The RESCUE trial is a prospective, multicentre trial evaluating the Bashir catheter in 109 patients with intermediate risk acute PE at 18 sites in the USA. The Bashir catheter was used to deliver 7mg of recombinant tissue plasminogen activator (r-tPA) into each pulmonary artery over a five-hour infusion period. The primary efficacy endpoint was the core lab-assessed change in the computed tomography angiography (CTA)-derived mean right ventricular to left ventricular (RV/LV) diameter ratio at 48 hours, and the primary safety endpoint was serious adverse events, including major bleeding at 72 hours.

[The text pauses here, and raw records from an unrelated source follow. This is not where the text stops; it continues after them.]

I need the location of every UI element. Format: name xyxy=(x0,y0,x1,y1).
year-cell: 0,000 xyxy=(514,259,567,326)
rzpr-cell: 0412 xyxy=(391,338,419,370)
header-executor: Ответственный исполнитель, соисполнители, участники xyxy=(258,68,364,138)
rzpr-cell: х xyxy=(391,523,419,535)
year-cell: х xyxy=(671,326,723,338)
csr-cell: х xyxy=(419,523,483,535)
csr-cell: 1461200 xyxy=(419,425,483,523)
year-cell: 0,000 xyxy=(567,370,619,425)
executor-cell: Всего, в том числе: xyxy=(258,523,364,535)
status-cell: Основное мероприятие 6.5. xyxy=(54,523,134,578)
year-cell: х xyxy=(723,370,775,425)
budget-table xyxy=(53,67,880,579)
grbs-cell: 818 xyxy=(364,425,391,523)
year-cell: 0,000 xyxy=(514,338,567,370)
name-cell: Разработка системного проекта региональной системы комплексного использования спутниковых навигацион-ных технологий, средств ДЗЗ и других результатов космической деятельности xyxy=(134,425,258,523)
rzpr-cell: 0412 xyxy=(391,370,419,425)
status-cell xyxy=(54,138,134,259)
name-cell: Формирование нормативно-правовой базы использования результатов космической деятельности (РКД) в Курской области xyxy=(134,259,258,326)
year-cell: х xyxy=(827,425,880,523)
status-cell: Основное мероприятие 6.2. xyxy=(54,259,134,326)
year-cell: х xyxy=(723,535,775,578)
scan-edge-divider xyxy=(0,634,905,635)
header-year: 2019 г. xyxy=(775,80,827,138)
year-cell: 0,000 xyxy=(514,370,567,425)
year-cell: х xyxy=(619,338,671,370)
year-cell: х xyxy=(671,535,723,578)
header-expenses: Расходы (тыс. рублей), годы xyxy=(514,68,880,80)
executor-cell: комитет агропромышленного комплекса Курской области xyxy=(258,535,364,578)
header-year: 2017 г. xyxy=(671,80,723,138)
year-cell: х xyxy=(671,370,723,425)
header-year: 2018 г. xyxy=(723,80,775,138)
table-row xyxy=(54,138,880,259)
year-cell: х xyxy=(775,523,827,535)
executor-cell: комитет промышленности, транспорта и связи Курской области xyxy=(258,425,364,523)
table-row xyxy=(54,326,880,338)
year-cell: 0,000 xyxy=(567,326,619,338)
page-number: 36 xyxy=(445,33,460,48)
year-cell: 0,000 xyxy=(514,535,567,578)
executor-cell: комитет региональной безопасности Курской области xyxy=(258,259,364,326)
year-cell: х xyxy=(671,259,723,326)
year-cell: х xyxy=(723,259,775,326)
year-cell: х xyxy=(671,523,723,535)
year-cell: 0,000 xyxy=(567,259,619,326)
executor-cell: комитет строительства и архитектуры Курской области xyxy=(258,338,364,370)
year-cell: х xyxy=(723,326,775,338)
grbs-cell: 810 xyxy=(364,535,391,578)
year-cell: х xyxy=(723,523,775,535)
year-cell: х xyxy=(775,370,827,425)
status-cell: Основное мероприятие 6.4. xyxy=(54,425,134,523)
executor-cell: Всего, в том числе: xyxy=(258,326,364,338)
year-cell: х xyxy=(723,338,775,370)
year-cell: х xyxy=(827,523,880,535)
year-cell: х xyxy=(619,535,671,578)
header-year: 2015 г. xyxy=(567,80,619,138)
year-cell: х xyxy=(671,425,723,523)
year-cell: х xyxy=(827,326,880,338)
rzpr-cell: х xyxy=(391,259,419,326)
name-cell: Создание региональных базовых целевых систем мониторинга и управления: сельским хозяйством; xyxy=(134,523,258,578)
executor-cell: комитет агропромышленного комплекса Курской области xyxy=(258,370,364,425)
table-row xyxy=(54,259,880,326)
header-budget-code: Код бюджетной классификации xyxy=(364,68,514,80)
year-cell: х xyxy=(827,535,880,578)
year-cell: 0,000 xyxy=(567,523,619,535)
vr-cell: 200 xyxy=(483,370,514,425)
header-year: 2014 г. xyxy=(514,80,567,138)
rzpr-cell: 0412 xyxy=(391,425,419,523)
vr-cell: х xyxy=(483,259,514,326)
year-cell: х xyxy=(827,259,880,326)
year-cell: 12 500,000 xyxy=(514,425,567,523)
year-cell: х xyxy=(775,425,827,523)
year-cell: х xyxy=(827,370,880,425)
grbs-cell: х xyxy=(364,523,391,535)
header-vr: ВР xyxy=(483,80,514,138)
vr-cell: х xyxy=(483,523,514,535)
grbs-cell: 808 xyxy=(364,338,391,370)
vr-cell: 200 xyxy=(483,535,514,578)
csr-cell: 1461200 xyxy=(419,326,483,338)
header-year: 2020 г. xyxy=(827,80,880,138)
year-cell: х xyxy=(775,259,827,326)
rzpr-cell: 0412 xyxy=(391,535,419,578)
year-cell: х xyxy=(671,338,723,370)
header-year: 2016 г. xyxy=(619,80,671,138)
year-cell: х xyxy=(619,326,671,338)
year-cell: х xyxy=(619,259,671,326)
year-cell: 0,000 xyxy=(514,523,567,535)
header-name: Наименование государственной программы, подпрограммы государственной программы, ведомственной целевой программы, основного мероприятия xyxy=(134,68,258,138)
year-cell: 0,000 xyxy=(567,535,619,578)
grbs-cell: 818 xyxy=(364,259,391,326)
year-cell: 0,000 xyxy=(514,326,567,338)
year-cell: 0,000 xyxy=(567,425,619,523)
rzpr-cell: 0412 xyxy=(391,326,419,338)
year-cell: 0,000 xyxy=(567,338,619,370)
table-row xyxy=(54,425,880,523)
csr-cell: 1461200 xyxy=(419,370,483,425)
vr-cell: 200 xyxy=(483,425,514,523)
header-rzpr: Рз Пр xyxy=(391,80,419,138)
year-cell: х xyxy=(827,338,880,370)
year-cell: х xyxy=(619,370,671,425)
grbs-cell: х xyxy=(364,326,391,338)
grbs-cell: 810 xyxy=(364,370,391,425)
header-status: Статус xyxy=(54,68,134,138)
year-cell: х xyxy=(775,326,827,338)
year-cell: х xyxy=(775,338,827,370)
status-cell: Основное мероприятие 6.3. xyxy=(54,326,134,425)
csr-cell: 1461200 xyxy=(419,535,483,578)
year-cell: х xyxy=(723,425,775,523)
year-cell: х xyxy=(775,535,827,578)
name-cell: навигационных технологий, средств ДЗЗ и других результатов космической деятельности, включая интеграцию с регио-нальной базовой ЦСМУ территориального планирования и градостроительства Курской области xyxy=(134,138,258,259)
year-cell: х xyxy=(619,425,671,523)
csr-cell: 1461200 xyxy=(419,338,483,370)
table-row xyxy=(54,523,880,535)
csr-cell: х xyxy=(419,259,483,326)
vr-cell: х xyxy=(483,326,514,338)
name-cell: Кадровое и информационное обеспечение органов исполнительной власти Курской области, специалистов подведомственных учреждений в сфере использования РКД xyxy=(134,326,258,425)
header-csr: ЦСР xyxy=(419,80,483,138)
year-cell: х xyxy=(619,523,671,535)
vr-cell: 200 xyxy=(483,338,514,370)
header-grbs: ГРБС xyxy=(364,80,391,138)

The median device placement time was 15 minutes and length of hospital stay was 2.8 days. At 48 hours after delivering r-tPA, the RV/LV ratio decreased from baseline by 0.56, a reduction of 33.3% (p<0.0001). A key secondary efficacy endpoint was the core lab assessed reduction in pulmonary artery obstruction as measured by the refined Modified Miller Index (MMI), which demonstrated a reduction of 35.9% (p<0.0001). Compared to other contemporary core lab-assessed CDT trials, this reduction in pulmonary artery obstruction was more than two-fold greater with the Bashir catheter, per mg of r-tPA administered.
“The RESCUE trial demonstrated extremely rapid resolution of thrombus and a remarkable reduction in PA obstruction, with a less than a 1% rate of major bleeding. This represents a major advance in the treatment of acute PE,” said Kenneth Rosenfield (Massachusetts General Hospital, Boston, USA), co-principal investigator of the RESCUE study.
“We are absolutely delighted with the results of the RESCUE trial and thank all those who made this possible, especially our physician investigators and their patients. We would also like to thank the NIH and the Commonwealth of Pennsylvania Department of Health for their support,” said Marvin Woodall, executive chairman of Thrombolex.